Личико ? — А та женщина у дощатого строительного забора? Стояла на коленях в желтом песке, а также в изгибе засохшего ручья белой блевотины. Походя оттраханная и обобранная, она теперь пробудилась, но ровно настолько, чтобы пьяно и больно выть в небо (оплакивая мятые рубли) — опять же в небо, а? Жалкая, она еще и показывала небу на всякий случай кулак: «За что?.. За что?!» — подвывала, а что ей ответил я, проходивший мимо с затуманенным взглядом? А что ответили другой и третий? А что бы ей ответил тот, непроссавшийся, старик, — а ясно что:
— О-ёй. О-ёёёй.
Других не лучше, я все-таки надеялся (известная слепая, неумирающая иллюзия), что красивая молодая женщина — это в стороне. Что красота спасает. Это, мол, по другую сторону.

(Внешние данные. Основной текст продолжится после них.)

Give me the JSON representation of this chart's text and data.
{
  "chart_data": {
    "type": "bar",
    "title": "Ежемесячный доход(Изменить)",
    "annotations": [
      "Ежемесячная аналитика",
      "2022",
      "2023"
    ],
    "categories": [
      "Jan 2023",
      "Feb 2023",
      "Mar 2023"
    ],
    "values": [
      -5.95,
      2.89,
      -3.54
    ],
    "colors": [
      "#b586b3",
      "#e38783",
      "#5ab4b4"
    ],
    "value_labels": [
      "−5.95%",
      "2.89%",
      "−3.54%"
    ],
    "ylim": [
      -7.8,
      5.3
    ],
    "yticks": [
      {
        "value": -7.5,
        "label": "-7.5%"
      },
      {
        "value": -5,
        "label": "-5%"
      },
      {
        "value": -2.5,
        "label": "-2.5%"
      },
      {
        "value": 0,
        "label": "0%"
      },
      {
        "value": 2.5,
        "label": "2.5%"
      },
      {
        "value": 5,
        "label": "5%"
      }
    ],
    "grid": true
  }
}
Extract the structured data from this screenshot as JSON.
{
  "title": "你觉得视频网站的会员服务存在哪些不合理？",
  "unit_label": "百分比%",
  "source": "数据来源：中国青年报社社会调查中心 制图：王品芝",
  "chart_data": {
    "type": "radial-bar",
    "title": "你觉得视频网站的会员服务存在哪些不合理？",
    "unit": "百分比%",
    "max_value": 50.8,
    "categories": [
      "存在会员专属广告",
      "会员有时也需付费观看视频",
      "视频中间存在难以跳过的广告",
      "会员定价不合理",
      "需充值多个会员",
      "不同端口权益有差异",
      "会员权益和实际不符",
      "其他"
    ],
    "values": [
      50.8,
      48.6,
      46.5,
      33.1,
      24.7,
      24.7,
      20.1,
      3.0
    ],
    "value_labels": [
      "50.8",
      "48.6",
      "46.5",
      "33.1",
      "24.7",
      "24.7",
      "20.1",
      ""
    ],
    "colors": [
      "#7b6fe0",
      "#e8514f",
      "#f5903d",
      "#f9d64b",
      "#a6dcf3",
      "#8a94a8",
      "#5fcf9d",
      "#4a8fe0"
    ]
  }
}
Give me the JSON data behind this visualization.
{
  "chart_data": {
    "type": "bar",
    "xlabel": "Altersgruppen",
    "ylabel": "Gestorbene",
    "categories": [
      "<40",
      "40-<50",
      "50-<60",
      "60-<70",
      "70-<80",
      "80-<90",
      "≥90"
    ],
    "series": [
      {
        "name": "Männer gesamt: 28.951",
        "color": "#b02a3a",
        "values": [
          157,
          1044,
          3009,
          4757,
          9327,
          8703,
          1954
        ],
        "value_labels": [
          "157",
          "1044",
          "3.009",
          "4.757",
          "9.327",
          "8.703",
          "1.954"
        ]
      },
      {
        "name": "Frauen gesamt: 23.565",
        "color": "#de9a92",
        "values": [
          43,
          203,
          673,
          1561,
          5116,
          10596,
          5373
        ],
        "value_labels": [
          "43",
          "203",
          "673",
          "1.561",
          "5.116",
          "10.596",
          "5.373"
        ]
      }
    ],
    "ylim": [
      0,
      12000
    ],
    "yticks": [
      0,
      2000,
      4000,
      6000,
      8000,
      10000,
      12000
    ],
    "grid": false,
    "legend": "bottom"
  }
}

Я сказал ей, на самого себя (и на ту «лунную» ночь) наконец-то оглянувшись. Сказал негромко, совсем тихо:
— Я старик. Я просто старик, Аня...
Она кивнула.
Мы оба как-то очень согласно примолкли. Такая сложилась, мол, вдруг жизнь.
Но слишком долго молчать невозможно. Как бы хорошо двое ни понимали друг друга.
— Мне тогда показалось, Аня, что вы. Вы... — заговорил я. (Нелепо, но я как бы настаивал на той своей ночной затее.) — Что вы тоже... хотели меня тогда видеть.
— Я?.. Ночью? — Она даже отпрянула.
А я тоже отодвинулся и еще показал ей свои пустые нестрашные ладони. Зачем? (Почему ладони? Потому что там не затаилась заточка?) Я не знал, как еще я мог выразить свою нестрашность — и неожиданный совестливый укол за ночной приход. Я мучился, это правда.
Аня хотела что-то сказать (и очень решительно, резко), но к нам быстро шла женщина в форменном белом передничке. Официантка принесла из буфета термос с кофе — и еще чайничек со сливками. И чашки.
Мы пили кофе.
Нет, объясняла мне Аня, она не испугалась ничуть. Просто цепкая память. Как бывает в сентиментальном фильме (знаете, особенно в конце фильма!), иногда ей кажется, что тот жалкий насильник живет здесь, в поселке. Идет прямо по нашей дороге. Но не навстречу идет — а уходит. Его спина. (Хотя, скорее всего, он уже неживой, так его били.)
Наливала мне сливок в кофе, и... секундная заминка. Меня обдало теплом. Когда ее тонкая рука двигалась мимо моей. Едва ли она хотела меня коснуться (упреждая мое будущее). Это мне хотелось ее коснуться.
Второй раз мне хотелось коснуться ее руки в машине, когда уже возвращались в поселок. (Когда я, старательно выворачивая шею, смотрел в боковое стекло.) Муж вел машину, а Аня сзади, со мной рядом.